Ainda não está definido se esse cadastro será vinculado ao CPF do produtor ou a cada propriedade rural, o que demanda atenção especial, sobretudo para aqueles que possuem mais de um imóvel rural.
Atenção redobrada
O ano de 2026 marca o início do período de transição, que se estenderá até 2033, durante o qual os regimes tributários antigo e novo coexistirão. Por isso, é imprescindível se antecipar, evitando surpresas e passivos futuros. A busca por assessoria contábil e jurídica especializada é fundamental para garantir segurança e eficiência tributária.
O escritório Álvaro Santos Advocacia e Consultoria no Agro, por exemplo, atua há mais de 10 anos exclusivamente com demandas do agronegócio. Com equipe multidisciplinar altamente qualificada, atende médios e grandes produtores, oferecendo suporte jurídico completo nas áreas de Planejamento Patrimonial e Sucessório, Meio Ambiente, Tributação Rural, Direito do Trabalho e Previdenciário, acompanhando o produtor “antes, dentro e depois da porteira”.

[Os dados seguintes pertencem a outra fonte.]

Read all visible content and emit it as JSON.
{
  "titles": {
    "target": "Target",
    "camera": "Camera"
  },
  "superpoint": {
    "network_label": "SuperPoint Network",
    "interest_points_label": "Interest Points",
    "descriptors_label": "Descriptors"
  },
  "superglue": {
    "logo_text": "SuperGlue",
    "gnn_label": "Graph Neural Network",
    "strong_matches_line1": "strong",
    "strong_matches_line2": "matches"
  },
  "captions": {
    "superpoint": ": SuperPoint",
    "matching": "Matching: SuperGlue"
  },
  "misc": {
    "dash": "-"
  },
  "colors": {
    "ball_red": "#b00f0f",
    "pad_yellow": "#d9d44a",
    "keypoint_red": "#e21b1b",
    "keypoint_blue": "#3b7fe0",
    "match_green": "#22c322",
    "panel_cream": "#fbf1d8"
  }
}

É importante destacar que a apuração e o recolhimento do IBS e da CBS serão obrigatórios para produtores com faturamento anual superior a R$ 3,6 milhões. Abaixo desse limite, a adesão será facultativa. Além disso, aqueles integrados — vinculados a contratos de integração na produção de suínos, aves, erva-mate, entre outros — não estarão obrigados à apuração e ao recolhimento dos novos tributos, independentemente do faturamento.

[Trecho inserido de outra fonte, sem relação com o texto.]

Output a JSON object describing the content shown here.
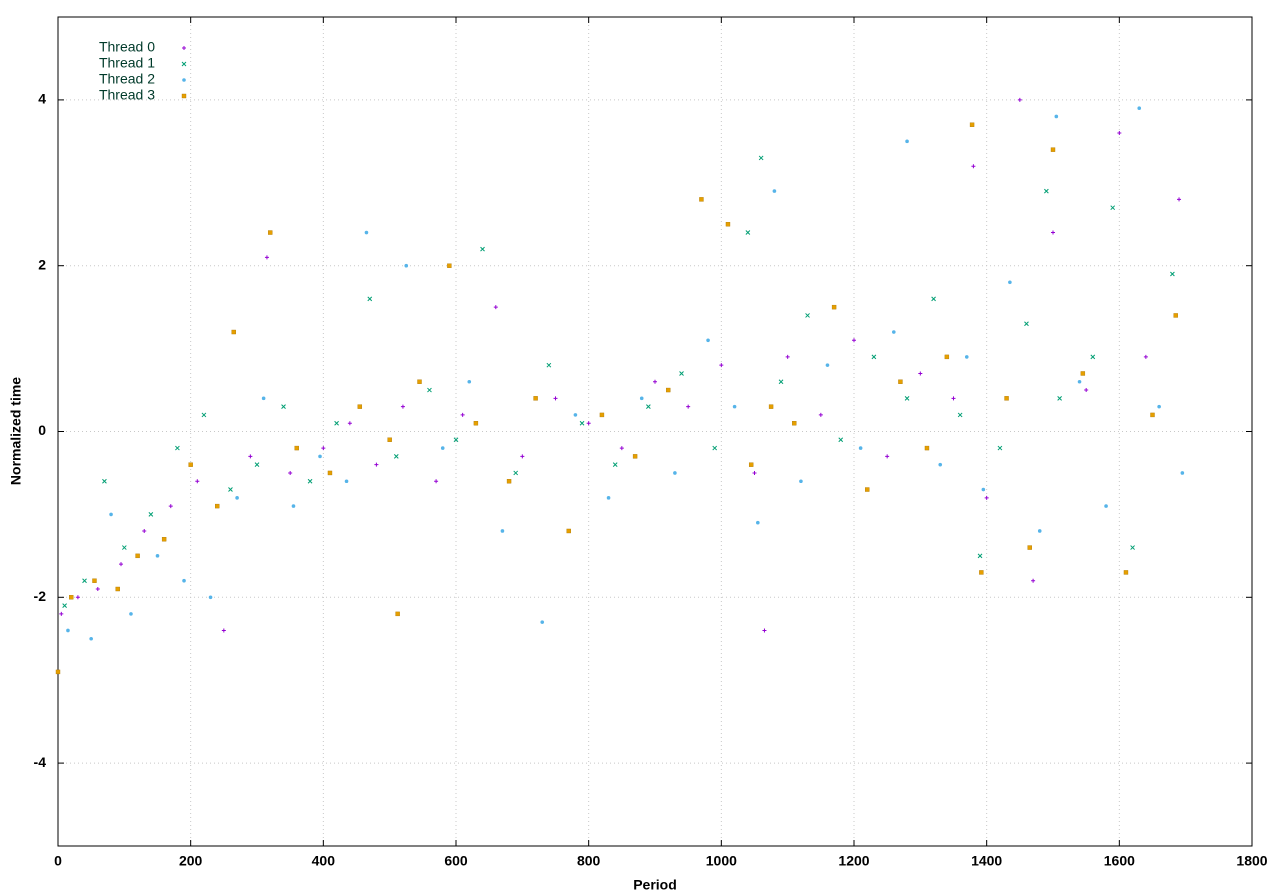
{
  "chart_data": {
    "type": "scatter",
    "xlabel": "Period",
    "ylabel": "Normalized time",
    "xlim": [
      0,
      1800
    ],
    "ylim": [
      -5,
      5
    ],
    "xticks": [
      0,
      200,
      400,
      600,
      800,
      1000,
      1200,
      1400,
      1600,
      1800
    ],
    "yticks": [
      -4,
      -2,
      0,
      2,
      4
    ],
    "grid": true,
    "legend": "top-left",
    "series": [
      {
        "name": "Thread 0",
        "color": "#9400d3",
        "marker": "plus",
        "x": [
          5,
          30,
          60,
          95,
          130,
          170,
          210,
          250,
          290,
          315,
          350,
          400,
          440,
          480,
          520,
          570,
          610,
          660,
          700,
          750,
          800,
          850,
          900,
          950,
          1000,
          1050,
          1065,
          1100,
          1150,
          1200,
          1250,
          1300,
          1350,
          1380,
          1400,
          1450,
          1470,
          1500,
          1550,
          1600,
          1640,
          1690
        ],
        "values": [
          -2.2,
          -2.0,
          -1.9,
          -1.6,
          -1.2,
          -0.9,
          -0.6,
          -2.4,
          -0.3,
          2.1,
          -0.5,
          -0.2,
          0.1,
          -0.4,
          0.3,
          -0.6,
          0.2,
          1.5,
          -0.3,
          0.4,
          0.1,
          -0.2,
          0.6,
          0.3,
          0.8,
          -0.5,
          -2.4,
          0.9,
          0.2,
          1.1,
          -0.3,
          0.7,
          0.4,
          3.2,
          -0.8,
          4.0,
          -1.8,
          2.4,
          0.5,
          3.6,
          0.9,
          2.8
        ]
      },
      {
        "name": "Thread 1",
        "color": "#009e73",
        "marker": "cross",
        "x": [
          10,
          40,
          70,
          100,
          140,
          180,
          220,
          260,
          300,
          340,
          380,
          420,
          470,
          510,
          560,
          600,
          640,
          690,
          740,
          790,
          840,
          890,
          940,
          990,
          1040,
          1060,
          1090,
          1130,
          1180,
          1230,
          1280,
          1320,
          1360,
          1390,
          1420,
          1460,
          1490,
          1510,
          1560,
          1590,
          1620,
          1680
        ],
        "values": [
          -2.1,
          -1.8,
          -0.6,
          -1.4,
          -1.0,
          -0.2,
          0.2,
          -0.7,
          -0.4,
          0.3,
          -0.6,
          0.1,
          1.6,
          -0.3,
          0.5,
          -0.1,
          2.2,
          -0.5,
          0.8,
          0.1,
          -0.4,
          0.3,
          0.7,
          -0.2,
          2.4,
          3.3,
          0.6,
          1.4,
          -0.1,
          0.9,
          0.4,
          1.6,
          0.2,
          -1.5,
          -0.2,
          1.3,
          2.9,
          0.4,
          0.9,
          2.7,
          -1.4,
          1.9
        ]
      },
      {
        "name": "Thread 2",
        "color": "#56b4e9",
        "marker": "circle",
        "x": [
          15,
          50,
          80,
          110,
          150,
          190,
          230,
          270,
          310,
          355,
          395,
          435,
          465,
          525,
          580,
          620,
          670,
          730,
          780,
          830,
          880,
          930,
          980,
          1020,
          1055,
          1080,
          1120,
          1160,
          1210,
          1260,
          1280,
          1330,
          1370,
          1395,
          1435,
          1480,
          1505,
          1540,
          1580,
          1630,
          1660,
          1695
        ],
        "values": [
          -2.4,
          -2.5,
          -1.0,
          -2.2,
          -1.5,
          -1.8,
          -2.0,
          -0.8,
          0.4,
          -0.9,
          -0.3,
          -0.6,
          2.4,
          2.0,
          -0.2,
          0.6,
          -1.2,
          -2.3,
          0.2,
          -0.8,
          0.4,
          -0.5,
          1.1,
          0.3,
          -1.1,
          2.9,
          -0.6,
          0.8,
          -0.2,
          1.2,
          3.5,
          -0.4,
          0.9,
          -0.7,
          1.8,
          -1.2,
          3.8,
          0.6,
          -0.9,
          3.9,
          0.3,
          -0.5
        ]
      },
      {
        "name": "Thread 3",
        "color": "#e69f00",
        "marker": "square",
        "x": [
          0,
          20,
          55,
          90,
          120,
          160,
          200,
          240,
          265,
          320,
          360,
          410,
          455,
          500,
          512,
          545,
          590,
          630,
          680,
          720,
          770,
          820,
          870,
          920,
          970,
          1010,
          1045,
          1075,
          1110,
          1170,
          1220,
          1270,
          1310,
          1340,
          1378,
          1392,
          1430,
          1465,
          1500,
          1545,
          1610,
          1650,
          1685
        ],
        "values": [
          -2.9,
          -2.0,
          -1.8,
          -1.9,
          -1.5,
          -1.3,
          -0.4,
          -0.9,
          1.2,
          2.4,
          -0.2,
          -0.5,
          0.3,
          -0.1,
          -2.2,
          0.6,
          2.0,
          0.1,
          -0.6,
          0.4,
          -1.2,
          0.2,
          -0.3,
          0.5,
          2.8,
          2.5,
          -0.4,
          0.3,
          0.1,
          1.5,
          -0.7,
          0.6,
          -0.2,
          0.9,
          3.7,
          -1.7,
          0.4,
          -1.4,
          3.4,
          0.7,
          -1.7,
          0.2,
          1.4
        ]
      }
    ]
  }
}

“A partir de 2027, o PIS e a Cofins deixam de existir para as pessoas jurídicas, iniciando-se a cobrança efetiva do IBS e da CBS tanto para pessoas físicas quanto jurídicas. As alíquotas serão elevadas gradualmente, à medida que os tributos antigos forem sendo extintos, até a completa migração para o novo modelo em 2033”, conclui Álvaro Santos.